Ernesto Carralero

Ernesto Carralero: I’m 18, I live in Havana and I firmly believe in the progress of Cuba. I do not understand progress as returning to the past, but being realistic and taking into account our characteristics, evolve into a much more inclusive country with more opportunities than we have today.

Prohibition at G Street, Havana

Ernesto Carralero Burgos

G St. Park Havana.

HAVANA TIMES — Havana’s renowned Parque G has been under a “local Prohibition” for some weeks now.

After some time away, I went to G Street with some friends, only to find that the food and drinks stand located at the intersection of 23rd Street (usually teeming with people) was empty. There were no alcoholic beverages on its shelves.

Across the street, at the Casa Balear bar, with the exception of those cocktails that once cost 15 pesos and whose price has been bumped up to 20, all other drinks had also been taken away.

At the gas station on 23rd street (which was also empty), before we could even ask, the clerk said to us with a tired tone of voice:

“Kids, don’t go anywhere else. No alcohol can be sold on G Street on Fridays, Saturdays or Sundays. The decision came from the top.”

It was true. With the exception of the Casa Balear, the Literary Café (baptized as the “Rock Hangout” by its regulars) and the Castillo de Jagua restaurant (where prices are sky-high), no other establishments were authorized to sell alcoholic beverages. The three establishments above were only allowed to serve cocktails, forcing anyone interested in drinking to remain in the premises.

In addition, those who sell homemade wine in the area have been forced to retreat owing to the increased police presence there.

Those who sell wine at home, even the legendary 666 (a registered trademark for the park’s regulars) have discontinued their sales because of State harassment.

Not even the clerks at these establishments know whether this is a permanent or transitory measure.

It is true that alcoholism rates in Cuba are alarming, but I fear this measure isn’t even aimed at this concrete problem. Rather, it seems to be another attempt at dismantling the space rock enthusiasts have made for themselves.

How else can we explain the fact that the prohibition only applies to G street and excludes local bars, where a drink costs anywhere from 20 Cuban pesos to 2 dollars, or that the city’s discos and places like the “Amphitheater”, where people from the “projects” meet (places that tend to be violent) have not been affected by the measure?

The atmosphere that reigns at Parque G has always bothered the authorities. The current measure only applies on weekends, which is when most people gather there.
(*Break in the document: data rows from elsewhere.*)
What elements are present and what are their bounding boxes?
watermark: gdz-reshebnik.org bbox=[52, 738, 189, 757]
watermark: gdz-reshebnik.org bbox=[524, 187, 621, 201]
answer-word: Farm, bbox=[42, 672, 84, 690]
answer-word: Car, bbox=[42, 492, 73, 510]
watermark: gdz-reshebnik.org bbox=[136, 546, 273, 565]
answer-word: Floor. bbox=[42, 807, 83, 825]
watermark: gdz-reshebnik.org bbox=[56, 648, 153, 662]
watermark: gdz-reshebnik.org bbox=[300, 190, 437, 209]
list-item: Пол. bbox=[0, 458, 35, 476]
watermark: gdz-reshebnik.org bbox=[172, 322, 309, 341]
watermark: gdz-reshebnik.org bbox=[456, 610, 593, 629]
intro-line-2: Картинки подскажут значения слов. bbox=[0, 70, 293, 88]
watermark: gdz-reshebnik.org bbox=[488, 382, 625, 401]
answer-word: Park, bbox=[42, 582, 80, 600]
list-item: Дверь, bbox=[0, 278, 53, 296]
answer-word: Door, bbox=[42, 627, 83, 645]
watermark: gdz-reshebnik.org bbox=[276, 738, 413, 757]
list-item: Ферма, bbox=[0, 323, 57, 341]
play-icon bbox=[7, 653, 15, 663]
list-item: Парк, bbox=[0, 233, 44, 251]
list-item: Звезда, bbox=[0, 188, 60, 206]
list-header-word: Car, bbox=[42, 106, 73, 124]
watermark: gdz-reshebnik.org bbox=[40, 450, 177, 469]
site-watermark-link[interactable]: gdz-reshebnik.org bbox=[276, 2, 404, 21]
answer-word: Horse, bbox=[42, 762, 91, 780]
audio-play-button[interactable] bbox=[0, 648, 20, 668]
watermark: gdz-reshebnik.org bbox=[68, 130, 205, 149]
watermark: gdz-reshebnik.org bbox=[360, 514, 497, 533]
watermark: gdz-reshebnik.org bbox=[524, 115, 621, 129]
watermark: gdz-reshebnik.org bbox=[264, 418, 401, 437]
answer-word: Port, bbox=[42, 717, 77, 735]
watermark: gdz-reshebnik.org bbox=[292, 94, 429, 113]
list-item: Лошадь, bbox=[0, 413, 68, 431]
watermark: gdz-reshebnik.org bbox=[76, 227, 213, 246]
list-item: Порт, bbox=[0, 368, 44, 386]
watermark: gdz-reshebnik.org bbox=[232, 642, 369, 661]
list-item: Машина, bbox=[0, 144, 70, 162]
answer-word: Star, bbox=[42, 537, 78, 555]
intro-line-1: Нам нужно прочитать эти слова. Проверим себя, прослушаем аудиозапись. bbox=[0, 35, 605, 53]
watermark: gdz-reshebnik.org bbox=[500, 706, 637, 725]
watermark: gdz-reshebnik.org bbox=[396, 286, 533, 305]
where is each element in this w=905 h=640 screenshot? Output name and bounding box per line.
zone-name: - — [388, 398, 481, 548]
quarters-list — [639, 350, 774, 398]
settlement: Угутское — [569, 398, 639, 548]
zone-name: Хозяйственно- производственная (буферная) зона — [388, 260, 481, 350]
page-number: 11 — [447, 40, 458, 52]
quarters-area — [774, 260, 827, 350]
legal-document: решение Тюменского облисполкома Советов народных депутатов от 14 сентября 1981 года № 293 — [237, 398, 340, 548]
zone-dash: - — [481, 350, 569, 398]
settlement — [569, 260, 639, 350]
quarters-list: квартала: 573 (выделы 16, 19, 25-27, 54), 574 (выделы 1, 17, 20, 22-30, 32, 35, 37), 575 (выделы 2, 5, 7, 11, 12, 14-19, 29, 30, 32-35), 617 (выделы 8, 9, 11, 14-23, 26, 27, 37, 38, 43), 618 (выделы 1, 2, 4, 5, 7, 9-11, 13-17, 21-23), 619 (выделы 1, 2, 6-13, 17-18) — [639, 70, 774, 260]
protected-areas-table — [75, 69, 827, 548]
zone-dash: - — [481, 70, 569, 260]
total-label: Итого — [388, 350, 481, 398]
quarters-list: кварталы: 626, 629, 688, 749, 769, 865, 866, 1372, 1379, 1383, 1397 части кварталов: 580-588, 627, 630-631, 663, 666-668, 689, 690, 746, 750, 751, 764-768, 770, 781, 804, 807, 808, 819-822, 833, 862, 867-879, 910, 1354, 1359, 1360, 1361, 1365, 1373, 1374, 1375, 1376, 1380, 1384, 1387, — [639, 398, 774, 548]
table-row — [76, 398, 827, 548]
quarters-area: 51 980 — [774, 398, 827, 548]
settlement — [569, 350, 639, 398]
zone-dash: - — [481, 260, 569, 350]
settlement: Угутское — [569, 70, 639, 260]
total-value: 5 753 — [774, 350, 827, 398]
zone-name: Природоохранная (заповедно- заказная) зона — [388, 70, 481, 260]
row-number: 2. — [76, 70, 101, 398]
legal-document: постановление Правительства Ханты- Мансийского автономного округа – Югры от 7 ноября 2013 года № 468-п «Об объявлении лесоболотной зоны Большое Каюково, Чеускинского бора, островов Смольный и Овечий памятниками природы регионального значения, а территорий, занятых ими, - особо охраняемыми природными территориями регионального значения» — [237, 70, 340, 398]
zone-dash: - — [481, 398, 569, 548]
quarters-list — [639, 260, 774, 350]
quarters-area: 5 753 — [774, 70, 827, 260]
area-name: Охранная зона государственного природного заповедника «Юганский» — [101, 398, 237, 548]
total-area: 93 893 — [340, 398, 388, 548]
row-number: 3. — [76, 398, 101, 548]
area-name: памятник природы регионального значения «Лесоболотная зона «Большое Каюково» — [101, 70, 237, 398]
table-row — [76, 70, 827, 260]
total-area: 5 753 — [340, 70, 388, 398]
They are trying to take apart that space or to bother those there, as anyone who wants to drink need only walk to the area near Coppelia, where everything continues to work as usual. Perhaps the idea is to increase the profits of other establishments.

At any rate, I don’t think they’ll achieve anything other than make the establishments in question, and the people who made a living catering to the existing demand, lose money. No park regular will stop going there because of these new restrictions. Most of the authentic “rock enthusiasts” I know don’t even drink.

People don’t go to G Street only to sit on the grass and drink. They also go there to be free, and that is more important than any drink.

All the while, a drunken elderly man climbs up a tree to the applause of his peers and someone offers him a sip of Havana Club. The police look on from a distance – they are less popular than ever today. Nothing has changed. To paraphrase a popular Cuban song, “the park is the same as always.”